All this racial violence had subdued Negro McComb by the time Moses emerged from jail a few days after the attack on the reporters. John Hardy, one of his registration colleagues, had just survived a shotgun blast into a bedroom of the house where he was lodged in downtown McComb. Neither Hardy nor Moses could persuade people to attend the registration classes. The Masonic Temple was closed to SNCC. Moses, finding that Steptoe and the others wanted to rest for a time, decided that it was pointless to continue work in southwest Mississippi. With Hardy, Curtis Hayes, Hollis Watkins, and several other young people, he decamped for Amzie Moore's house in the Mississippi Delta. There he found Bevel and Nash, who, like himself, were freshly out of jail on appeal.

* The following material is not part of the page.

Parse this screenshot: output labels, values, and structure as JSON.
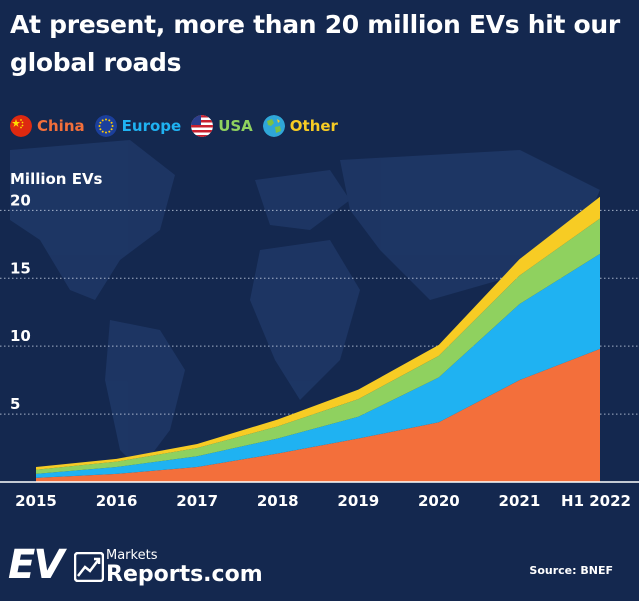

Although the three of them had vastly different personalities, they groped together toward a revised plan. Because the state was even tougher than they had thought, they decided to abandon hopes for alliances with Negro churches or businessmen and with white liberals. They resolved instead to scale down—to depend only on tiny cadres of proven young workers. Bevel's idea was to run Negro candidates for Congress in two Delta districts. He did not dream that they could win—indeed, part of the idea was that whites would not harass such a ludicrous effort—but he hoped that the campaigns would plant the very idea of voting in the minds of Negro citizens, 90 percent of whom were unregistered. The cadres then could build upon that idea in their registration classes, using live candidates and new dreams. Moses agreed to stay in Jackson as the unofficial campaign manager for Rev. R. L. T. Smith. Bevel went north into the Delta to Greenwood, near his hometown of Itta Bena, to work for Rev. Theodore Trammell. “We can't lose,” Smith declared when Mississippi whites allowed him, more or less as a novelty, to announce his candidacy on television.

Starting over in a new area, Moses was as philosophical about his tribulations around McComb as was Martin Luther King about Albany. “We had, to put it mildly, got our feet wet,” Moses wrote. “We now knew something of what it took to run a voter registration campaign in Mississippi.”

 

In Atlanta, Wyatt Walker recuperated quickly enough from the tangled passions of Albany to send to the Afro-American Newspapers his personal evaluation of the year gone by. Despite his frequent, vociferous criticisms of those in and around the civil rights struggle, Walker had developed in his first full year at SCLC a professional's detached eye for the political center. For American of the Year in 1961, Walker nominated the Attorney General. “Moved with decisiveness in Montgomery violence,” Walker wrote of Robert Kennedy. “Petitioned ICC for new ruling with teeth…. has given clear evidence that his department means business.”

Walker acknowledged few peers in composure, but he did humble himself before King's phenomenal personal ballast. Even as they returned together from their first ordeal in Albany, King was joking about the intense, conflicting pressures that had bombarded him there. “I had the displeasure of meeting the meanest man in the world,” he said drolly of Sheriff Chappell. Although stung by press criticism, the infighting among his allies, and the disintegration of friends (a fragile, recuperating Dr. Anderson was practically barricaded in his home, which renegade Albany Movement students pelted with tomatoes because of his failure to resume marching), King still was able to look amiably to a future of pain and glory coming at him almost randomly. What stuck in his throat more than Albany was the debacle in Kansas City. Less than forty-eight hours after leaving the Americus jail, King sat down to write a long letter to one of his family mentors in New York. Rev. O. Clay Maxwell was national president of the NBC's Sunday School Congress, from which King had just been removed as vice president. Having had made his own pained choice to stay with the National Baptist Convention, Maxwell wanted to know whether King intended to fight the banishment edict of the triumphant J. H. Jackson, who was away on a European tour that included a private meeting with Pope John XXIII.